De graankorrel

In de Oosterkerk klinkt trompetgeschal wanneer ik binnenkom. Hans te Winkel, op het orgel, en Martine Winkelhorst, trompet, slagen erin om een feestelijke sfeer te scheppen. ‘Het is hier druk’, zegt de vrouw die naast me in de bank komt zitten. De kerk is goed bezet op deze vijfde zondag in de 40dagentijd. Ook nu weer staan alle medewerkers aan deze dienst op de twee schermen, links en rechts van de preekstoel. Voorganger is ds. Hendrik Jan Zeldenrijk, de nevendienst zal worden geleid door Ineke Kraaijenbrink en Johan Scholl, de koster is Erik Bekkers, voor een rechtstreeks verslag op internet via Kerkbeeld zorgt Leo Postma en de beamer wordt aangestuurd door Erwin Rademaker. Ouderling Eddy Kämink verwelkomt de kerkgangers en zegt enkele mededelingen. Van lied 287 worden 3 verzen gezongen waarna stil gebed, bemoediging en groet volgen. De dominee spreekt de tekst bij het liturgisch bloemstuk. Een foto ervan verschijnt op het scherm. Omdat de dominee langzaam de tekst uitspreekt is te volgen wat met de tekst wordt bedoeld. Lied 845 wordt op de melodie van psalm 86 gezongen, de dominee gaat voor in gebed waarna het projectlied ‘Met open handen’ wordt gezongen.

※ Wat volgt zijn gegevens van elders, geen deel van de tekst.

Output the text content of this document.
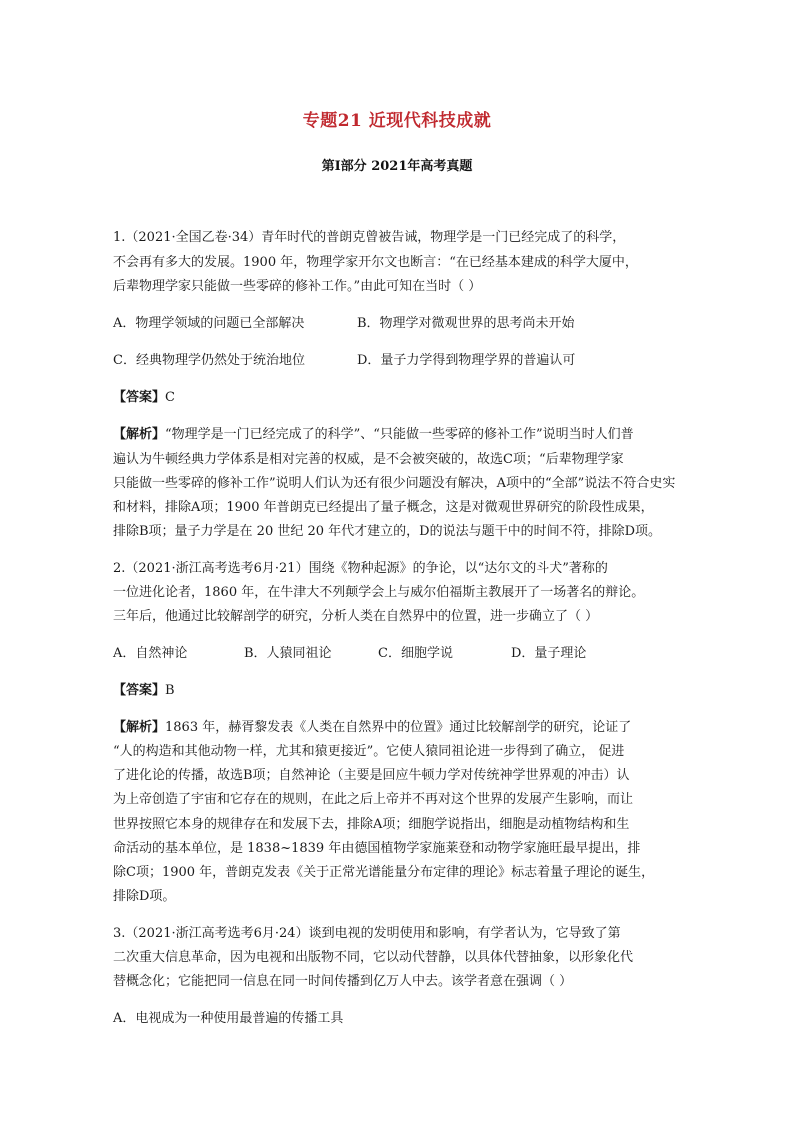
专题21 近现代科技成就
第Ⅰ部分 2021年高考真题
1.（2021·全国乙卷·34）青年时代的普朗克曾被告诫，物理学是一门已经完成了的科学，
不会再有多大的发展。1900 年，物理学家开尔文也断言：“在已经基本建成的科学大厦中，
后辈物理学家只能做一些零碎的修补工作。”由此可知在当时（ ）
A．物理学领域的问题已全部解决	B．物理学对微观世界的思考尚未开始
C．经典物理学仍然处于统治地位	D．量子力学得到物理学界的普遍认可
【答案】C
【解析】“物理学是一门已经完成了的科学”、“只能做一些零碎的修补工作”说明当时人们普
遍认为牛顿经典力学体系是相对完善的权威，是不会被突破的，故选C项；“后辈物理学家
只能做一些零碎的修补工作”说明人们认为还有很少问题没有解决，A项中的“全部”说法不符合史实
和材料，排除A项；1900 年普朗克已经提出了量子概念，这是对微观世界研究的阶段性成果，
排除B项；量子力学是在 20 世纪 20 年代才建立的，D的说法与题干中的时间不符，排除D项。
2.（2021·浙江高考选考6月·21）围绕《物种起源》的争论，以“达尔文的斗犬”著称的
一位进化论者，1860 年，在牛津大不列颠学会上与威尔伯福斯主教展开了一场著名的辩论。
三年后，他通过比较解剖学的研究，分析人类在自然界中的位置，进一步确立了（ ）
A．自然神论	B．人猿同祖论	C．细胞学说	D．量子理论
【答案】B
【解析】1863 年，赫胥黎发表《人类在自然界中的位置》通过比较解剖学的研究，论证了
“人的构造和其他动物一样，尤其和猿更接近”。它使人猿同祖论进一步得到了确立， 促进
了进化论的传播，故选B项；自然神论（主要是回应牛顿力学对传统神学世界观的冲击）认
为上帝创造了宇宙和它存在的规则，在此之后上帝并不再对这个世界的发展产生影响，而让
世界按照它本身的规律存在和发展下去，排除A项；细胞学说指出，细胞是动植物结构和生
命活动的基本单位，是 1838~1839 年由德国植物学家施莱登和动物学家施旺最早提出，排
除C项；1900 年，普朗克发表《关于正常光谱能量分布定律的理论》标志着量子理论的诞生，
排除D项。
3.（2021·浙江高考选考6月·24）谈到电视的发明使用和影响，有学者认为，它导致了第
二次重大信息革命，因为电视和出版物不同，它以动代替静，以具体代替抽象，以形象化代
替概念化；它能把同一信息在同一时间传播到亿万人中去。该学者意在强调（ ）
A．电视成为一种使用最普遍的传播工具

De kinderen mogen naar voren komen. De dominee heeft de kaars al aangestoken en kijkt de kinderen aan, zij wachten op wat komen gaat. ‘Ik zou zo graag willen weten wat jullie nu denken’, zegt de dominee. Er verschijnt een plaat op het scherm, de projectplaat voor deze zondag. ‘Wie van jullie is de vorige zondagen ook in de kerk geweest?’ Dat is er wel één. Die weet ook wie dat meisje in de treincoupé is. Eefje. ‘Naar wie is ze op reis?’ Naar opa, die reis duurt zes weken. ‘Wat heeft die man (ik zie een vrouw) tegenover haar in zijn handen?’, vraagt de voorganger. Het antwoord komt snel en compleet: ‘Een vaas met een bloembol’. Dat antwoord verrast de predikant. ‘Heb je het verhaal gelezen?’ Het antwoord is niet te horen, maar wat de jongen gezegd heeft is wel goed. Bij goed kijken naar de plaat is van een bruine vlek in de vaas een bloembol te maken. ‘Wat doe je met die bloembol?’, vraagt de dominee. ‘Die stop je in de grond en dan komt er een bloem uit’. De dominee zegt prompt: ‘En jij komt op televisie’. De kerkgangers luisteren geboeid naar dit tafereel voorin de kerk. Ik vraag me af of ik het allemaal wel goed gehoord heb, maar vertrouw op Kerkbeeld waar het nog eens terug te zien en horen is. Dat valt tegen. Wanneer ik naar de plek van Kerkbeeld op de website van Kerkvenster ga en de dienst van vanmorgen aanklik volgt de mededeling dat ‘dit een privé opname is en deze is niet publiekelijk beschikbaar’. Nou daar moet ik het meedoen, voor het vervolg heb ik ook op Kerkbeeld vertrouwd. Niet terecht dus. De dominee gaat verder met zijn uitleg. Stop je die bloembol in je broekzak dan gebeurt er niks. Maar stop je de bol in de grond, dan komt er na enige tijd een bloem uit. Net als een graankorrel. Als je die in de grond stopt brengt die veel graankorrels voort. De kinderen zullen daar een verhaal over horen. Twaalf kinderen gaan naar de nevendienst.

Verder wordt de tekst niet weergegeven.